En uno de nuestros viajes, en Rajastán, mi padre y yo visitamos un humilde pueblo del desierto. En pocos días conocimos a todos los habitantes de alguna relevancia. Conocimos, entre ellos, al tonto del pueblo.

El tonto del pueblo no hablaba. Era fuerte; una atroz cicatriz relampagueaba en su rostro. Visité una tarde su fresca casa de arenisca. Tenía un herbolario. En el patio había una tumba; en la tumba una inscripción en un alfabeto desconocido. La transcribí en mi cuaderno.

Algunos días después mi padre fue a visitarlo. El hombre había despertado en él una extraña curiosidad, que no llegué a comprender. Mi padre imaginó o discernió en él un enigma. Pasó muchas horas en su casa; cuando volvió, ya no era el mismo. Había perdido el habla; parecía que hubiera visto un infinito; no recordaba quiénes éramos. Mi padre desapareció por la noche y nunca más se supo de él. Dejó su cuaderno de viaje; en la última página se leen una y otra vez las palabras:

Quien tenía noticia de lo anterior al Diluvio
emprendió largos viajes, con esfuerzo y fatiga,
y sus afanes han sido grabados en una piedra…

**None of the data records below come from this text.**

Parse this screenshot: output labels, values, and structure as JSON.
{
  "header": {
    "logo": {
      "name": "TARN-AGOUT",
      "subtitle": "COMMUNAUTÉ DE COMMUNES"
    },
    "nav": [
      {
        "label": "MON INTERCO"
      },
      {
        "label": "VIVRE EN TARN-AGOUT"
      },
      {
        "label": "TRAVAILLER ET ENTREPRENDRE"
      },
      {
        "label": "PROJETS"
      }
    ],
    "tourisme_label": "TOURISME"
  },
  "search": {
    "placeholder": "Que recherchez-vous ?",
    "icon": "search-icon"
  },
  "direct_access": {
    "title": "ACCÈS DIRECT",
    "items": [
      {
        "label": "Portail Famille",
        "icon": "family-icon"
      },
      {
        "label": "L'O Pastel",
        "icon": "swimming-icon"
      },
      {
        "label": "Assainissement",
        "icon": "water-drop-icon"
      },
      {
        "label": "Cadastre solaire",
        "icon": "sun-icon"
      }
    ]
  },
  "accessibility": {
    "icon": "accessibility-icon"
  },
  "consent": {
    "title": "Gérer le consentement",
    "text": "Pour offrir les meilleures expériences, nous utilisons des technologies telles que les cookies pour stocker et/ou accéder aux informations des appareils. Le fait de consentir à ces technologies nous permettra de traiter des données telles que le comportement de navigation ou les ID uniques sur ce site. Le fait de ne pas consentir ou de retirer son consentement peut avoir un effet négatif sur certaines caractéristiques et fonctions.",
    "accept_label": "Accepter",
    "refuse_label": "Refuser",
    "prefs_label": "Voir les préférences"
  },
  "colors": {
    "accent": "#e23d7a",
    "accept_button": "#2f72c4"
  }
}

Incoherentes digresiones dicen que “vivió todo este tiempo”, que “no fue literatura la epopeya”, que "el mito está falseado" porque "sí halló el antídoto de la muerte". Difícilmente conseguí quien tradujera la inscripción funeraria; en sumerio antiguo, dice: “Aquí yace Enkidu, vencedor de Humbaba”. El nombre del tonto del pueblo es antiguo como el sol o como la facultad del sueño. El nombre del tonto del pueblo es Gilgamesh.